Regulatory specialist Ned Milenkovich, PharmD, JD, of the Chicago firm McDonald Hopkins LLC and a regular contributor to Drug Topics, said that the FDA request is significant because the agency's letter states that the product "appears to meet the definition of a device," which falls under a different set of regulations than would a lab-developed test.
Milenkovich added that devices are regulated in three classes, according to their level of risk to a patient: Class I (bandages), Class II (stethoscope), Class III (pacemaker). Then there are In Vitro Diagnostic Devices (IVD, lab-created tests using specimens from the body). What will happen as a result of its letter, Milenkovich said, is that FDA will make Pathway "go through whatever requirements are necessary, depending on how they classify this device.
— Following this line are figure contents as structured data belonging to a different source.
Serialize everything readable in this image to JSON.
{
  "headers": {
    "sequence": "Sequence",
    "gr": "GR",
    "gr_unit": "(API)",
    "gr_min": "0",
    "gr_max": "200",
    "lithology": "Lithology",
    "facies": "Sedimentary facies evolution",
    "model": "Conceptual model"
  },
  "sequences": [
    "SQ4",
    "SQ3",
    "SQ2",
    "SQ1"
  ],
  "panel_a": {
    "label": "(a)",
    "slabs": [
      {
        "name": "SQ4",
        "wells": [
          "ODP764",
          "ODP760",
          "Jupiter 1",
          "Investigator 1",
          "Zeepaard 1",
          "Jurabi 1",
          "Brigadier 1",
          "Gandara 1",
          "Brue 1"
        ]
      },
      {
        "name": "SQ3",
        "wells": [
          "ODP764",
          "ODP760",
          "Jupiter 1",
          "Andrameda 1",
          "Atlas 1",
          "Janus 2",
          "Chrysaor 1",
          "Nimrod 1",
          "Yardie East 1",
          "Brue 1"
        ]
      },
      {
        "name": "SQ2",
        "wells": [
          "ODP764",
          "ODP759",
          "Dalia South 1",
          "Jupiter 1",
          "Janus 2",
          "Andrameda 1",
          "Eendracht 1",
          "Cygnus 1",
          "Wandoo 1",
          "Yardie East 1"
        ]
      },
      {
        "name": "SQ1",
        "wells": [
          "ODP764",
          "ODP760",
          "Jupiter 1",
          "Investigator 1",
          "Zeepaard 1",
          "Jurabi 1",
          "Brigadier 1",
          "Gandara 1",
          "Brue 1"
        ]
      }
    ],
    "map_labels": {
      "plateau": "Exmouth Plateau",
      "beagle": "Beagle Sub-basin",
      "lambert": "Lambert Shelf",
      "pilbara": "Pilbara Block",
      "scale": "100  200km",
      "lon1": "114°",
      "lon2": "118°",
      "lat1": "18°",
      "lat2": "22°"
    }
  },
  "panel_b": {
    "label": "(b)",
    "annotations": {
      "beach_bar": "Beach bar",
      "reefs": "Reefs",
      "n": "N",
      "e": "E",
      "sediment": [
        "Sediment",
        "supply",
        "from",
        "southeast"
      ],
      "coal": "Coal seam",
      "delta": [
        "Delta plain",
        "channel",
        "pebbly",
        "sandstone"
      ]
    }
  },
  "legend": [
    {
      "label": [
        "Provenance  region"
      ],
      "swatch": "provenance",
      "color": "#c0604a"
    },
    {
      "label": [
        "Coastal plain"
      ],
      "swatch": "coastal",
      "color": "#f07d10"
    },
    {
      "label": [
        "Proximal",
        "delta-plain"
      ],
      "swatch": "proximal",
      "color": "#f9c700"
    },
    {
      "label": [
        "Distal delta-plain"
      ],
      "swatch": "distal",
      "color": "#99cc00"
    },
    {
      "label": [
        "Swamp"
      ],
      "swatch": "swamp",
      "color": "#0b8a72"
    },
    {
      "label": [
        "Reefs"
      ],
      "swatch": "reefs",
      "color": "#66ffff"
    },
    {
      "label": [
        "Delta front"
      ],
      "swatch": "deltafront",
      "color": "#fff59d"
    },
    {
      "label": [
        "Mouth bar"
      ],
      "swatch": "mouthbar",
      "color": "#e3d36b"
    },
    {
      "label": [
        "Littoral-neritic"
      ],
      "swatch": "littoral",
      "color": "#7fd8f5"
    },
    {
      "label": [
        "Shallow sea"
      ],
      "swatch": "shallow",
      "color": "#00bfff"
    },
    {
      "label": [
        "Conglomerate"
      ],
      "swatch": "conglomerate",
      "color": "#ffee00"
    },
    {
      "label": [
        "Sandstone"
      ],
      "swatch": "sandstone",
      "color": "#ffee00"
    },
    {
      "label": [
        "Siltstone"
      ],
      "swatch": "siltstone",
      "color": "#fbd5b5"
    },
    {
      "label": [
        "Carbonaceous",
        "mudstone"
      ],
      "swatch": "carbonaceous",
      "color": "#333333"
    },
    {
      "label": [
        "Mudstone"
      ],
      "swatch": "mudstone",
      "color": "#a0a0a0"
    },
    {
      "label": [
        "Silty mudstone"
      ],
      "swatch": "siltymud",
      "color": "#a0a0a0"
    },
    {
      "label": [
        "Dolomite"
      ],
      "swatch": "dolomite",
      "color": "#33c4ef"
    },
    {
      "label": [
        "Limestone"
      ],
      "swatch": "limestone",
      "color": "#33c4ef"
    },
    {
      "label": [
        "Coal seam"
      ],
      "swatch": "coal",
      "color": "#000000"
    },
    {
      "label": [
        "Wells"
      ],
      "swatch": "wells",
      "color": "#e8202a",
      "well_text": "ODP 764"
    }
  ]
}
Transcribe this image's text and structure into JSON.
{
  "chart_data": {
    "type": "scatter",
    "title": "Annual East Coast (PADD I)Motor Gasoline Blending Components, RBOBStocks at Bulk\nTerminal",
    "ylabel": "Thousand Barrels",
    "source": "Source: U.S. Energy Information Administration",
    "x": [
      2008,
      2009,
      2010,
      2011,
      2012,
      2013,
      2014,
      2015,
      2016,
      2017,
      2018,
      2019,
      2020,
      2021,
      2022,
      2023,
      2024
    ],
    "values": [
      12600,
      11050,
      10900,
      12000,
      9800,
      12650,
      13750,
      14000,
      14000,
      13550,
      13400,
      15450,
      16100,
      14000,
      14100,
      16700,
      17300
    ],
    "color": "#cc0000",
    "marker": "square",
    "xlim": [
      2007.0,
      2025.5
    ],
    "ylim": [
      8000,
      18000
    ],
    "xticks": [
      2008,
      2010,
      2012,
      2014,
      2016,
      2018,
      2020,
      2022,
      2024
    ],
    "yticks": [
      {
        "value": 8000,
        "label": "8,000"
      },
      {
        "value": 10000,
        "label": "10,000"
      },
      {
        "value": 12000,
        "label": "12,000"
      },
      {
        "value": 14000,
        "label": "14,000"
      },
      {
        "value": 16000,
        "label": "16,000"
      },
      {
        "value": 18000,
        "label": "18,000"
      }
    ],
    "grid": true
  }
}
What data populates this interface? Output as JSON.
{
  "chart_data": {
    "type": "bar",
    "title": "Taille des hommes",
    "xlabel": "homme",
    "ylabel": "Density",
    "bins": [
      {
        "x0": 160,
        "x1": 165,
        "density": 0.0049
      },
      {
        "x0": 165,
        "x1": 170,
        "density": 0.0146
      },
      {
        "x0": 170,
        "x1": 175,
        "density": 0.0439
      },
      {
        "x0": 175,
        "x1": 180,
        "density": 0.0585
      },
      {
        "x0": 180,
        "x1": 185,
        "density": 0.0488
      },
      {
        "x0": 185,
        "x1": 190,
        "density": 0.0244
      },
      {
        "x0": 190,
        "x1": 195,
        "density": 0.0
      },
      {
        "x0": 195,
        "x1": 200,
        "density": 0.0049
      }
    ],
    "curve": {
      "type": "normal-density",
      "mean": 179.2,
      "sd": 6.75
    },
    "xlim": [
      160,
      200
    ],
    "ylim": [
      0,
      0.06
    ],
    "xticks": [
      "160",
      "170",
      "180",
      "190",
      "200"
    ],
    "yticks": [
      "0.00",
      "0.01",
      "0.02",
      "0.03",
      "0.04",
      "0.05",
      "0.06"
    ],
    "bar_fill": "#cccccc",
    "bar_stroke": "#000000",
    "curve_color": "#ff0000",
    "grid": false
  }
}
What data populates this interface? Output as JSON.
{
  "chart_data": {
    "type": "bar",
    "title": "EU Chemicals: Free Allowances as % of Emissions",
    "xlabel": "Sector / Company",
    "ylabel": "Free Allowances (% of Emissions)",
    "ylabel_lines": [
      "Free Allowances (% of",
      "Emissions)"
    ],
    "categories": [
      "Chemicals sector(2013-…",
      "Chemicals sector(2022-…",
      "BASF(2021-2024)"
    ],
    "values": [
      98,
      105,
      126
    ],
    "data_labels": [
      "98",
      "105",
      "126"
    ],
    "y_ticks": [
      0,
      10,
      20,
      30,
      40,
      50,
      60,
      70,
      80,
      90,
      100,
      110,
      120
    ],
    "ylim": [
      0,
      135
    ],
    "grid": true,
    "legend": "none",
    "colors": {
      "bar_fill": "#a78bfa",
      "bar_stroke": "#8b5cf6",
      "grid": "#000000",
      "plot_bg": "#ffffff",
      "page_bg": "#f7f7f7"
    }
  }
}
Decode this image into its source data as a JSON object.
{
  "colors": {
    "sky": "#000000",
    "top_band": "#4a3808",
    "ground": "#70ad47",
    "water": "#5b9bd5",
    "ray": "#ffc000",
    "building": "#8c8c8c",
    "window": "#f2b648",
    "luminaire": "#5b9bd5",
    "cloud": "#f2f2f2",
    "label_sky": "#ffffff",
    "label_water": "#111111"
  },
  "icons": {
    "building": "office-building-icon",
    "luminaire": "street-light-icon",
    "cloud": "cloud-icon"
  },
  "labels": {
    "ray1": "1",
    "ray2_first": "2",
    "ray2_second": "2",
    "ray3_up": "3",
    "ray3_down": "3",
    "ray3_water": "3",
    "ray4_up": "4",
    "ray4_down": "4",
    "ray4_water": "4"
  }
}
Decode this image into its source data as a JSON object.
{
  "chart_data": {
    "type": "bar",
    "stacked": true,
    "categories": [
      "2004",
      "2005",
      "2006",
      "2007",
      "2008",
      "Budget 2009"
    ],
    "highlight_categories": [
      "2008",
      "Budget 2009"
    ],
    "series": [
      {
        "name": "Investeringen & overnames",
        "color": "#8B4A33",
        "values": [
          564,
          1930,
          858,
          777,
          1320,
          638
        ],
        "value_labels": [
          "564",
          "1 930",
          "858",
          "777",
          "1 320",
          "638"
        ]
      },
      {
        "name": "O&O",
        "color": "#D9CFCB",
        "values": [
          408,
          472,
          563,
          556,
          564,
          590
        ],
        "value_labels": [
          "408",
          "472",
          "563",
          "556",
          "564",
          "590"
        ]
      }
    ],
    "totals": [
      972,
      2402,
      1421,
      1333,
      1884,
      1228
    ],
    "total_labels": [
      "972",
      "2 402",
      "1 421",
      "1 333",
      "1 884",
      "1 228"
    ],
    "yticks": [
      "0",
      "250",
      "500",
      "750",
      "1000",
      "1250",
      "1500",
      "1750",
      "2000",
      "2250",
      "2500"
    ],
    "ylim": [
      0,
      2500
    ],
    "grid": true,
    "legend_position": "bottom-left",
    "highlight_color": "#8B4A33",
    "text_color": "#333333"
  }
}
At the end of the day, what I think they are saying is 'We believe you are producing an IVD and tell us why you're not.'"
For now, the Pathway test, which was promoted as the means to identify consumers' pharmacogenomic response to prescription medicines and their propensity for chronic disease, and also to help predict their gene-carrier status in pregnancy planning, will not be available in a retail pharmacy setting.
Pharmacists pick up the slack
Doug Hoey, RPh, MBA, senior vice president and COO of the National Community Pharmacists Association in Washington, DC, commented on what this scenario adds to the discussion of the evolving role of the pharmacy and the pharmacist in patient care.
Hoey said that with "more than 25% of flu immunizations done in pharmacies, " plus healthcare reform and a shortage of primary care physicians, nurse practitioners, and physician assistants, the door opens even wider for pharmacists to expand their role in the delivery of healthcare. But he also recognizes that as new tests come to the consumer market by way of the pharmacy, there will be extra responsibility upon the pharmacist to answer questions and provide guidance.
"When I saw this story, the thing that really rang my bell was the important role for pharmacists to explain products like that to patients. It's crucial for the pharmacist to be well versed on the product; to explain what to expect and what not to expect, and how to interpret those results."
Moving closer to personalized medicine
Holly Henry, a pharmacist and president and CEO of Rxtra Care, Inc., a 3-store chain of Seattle pharmacies, said that the role of a typical community pharmacist is "to help people to keep well." In her opinion, it is really the pharmacist who will help people reach their goals in therapy, and dispensing plus teaching is part of that.
"With the pipeline of regular oral medications kind of drying up, personalized medicine is where it's going to be, and this will require community pharmacists to be able to compound these drugs and to counsel patients."
Hoey, too, believes that the trend toward pharmacists broadening their role in healthcare delivery, with expanded expectations and increased desire to offer more, "is absolutely going to happen."
He does not, however, see pharmacists as becoming or expected to be pharmacogenetics experts. Although most pharmacists have heard the term, Hoey said, they may be unsure of what it means. Responding to the need to keep pace with the science, the NCPA has scheduled an August release date for an educational primer on pharmacogenomics it has prepared for its members.
Putting value on professional advice
While Henry believes there is "going to be a place for pharmacy in the patient-centered medical-home concept, helping physicians and others on the healthcare team manage therapy," both she and Hoey agree that this is work for which pharmacists have to be paid.
"With immunizations it's much more straightforward; you get paid for the product and payment for the administrative services. The business model has to be there, or none of this will work," Hoey said.
But the timing is right, Hoey said; the momentum is there and opportunities now exist to expand the pharmacist role and to create a diversified process of payment for product and services.
Barbara Hesselgrave is a freelance medical writer in Virginia.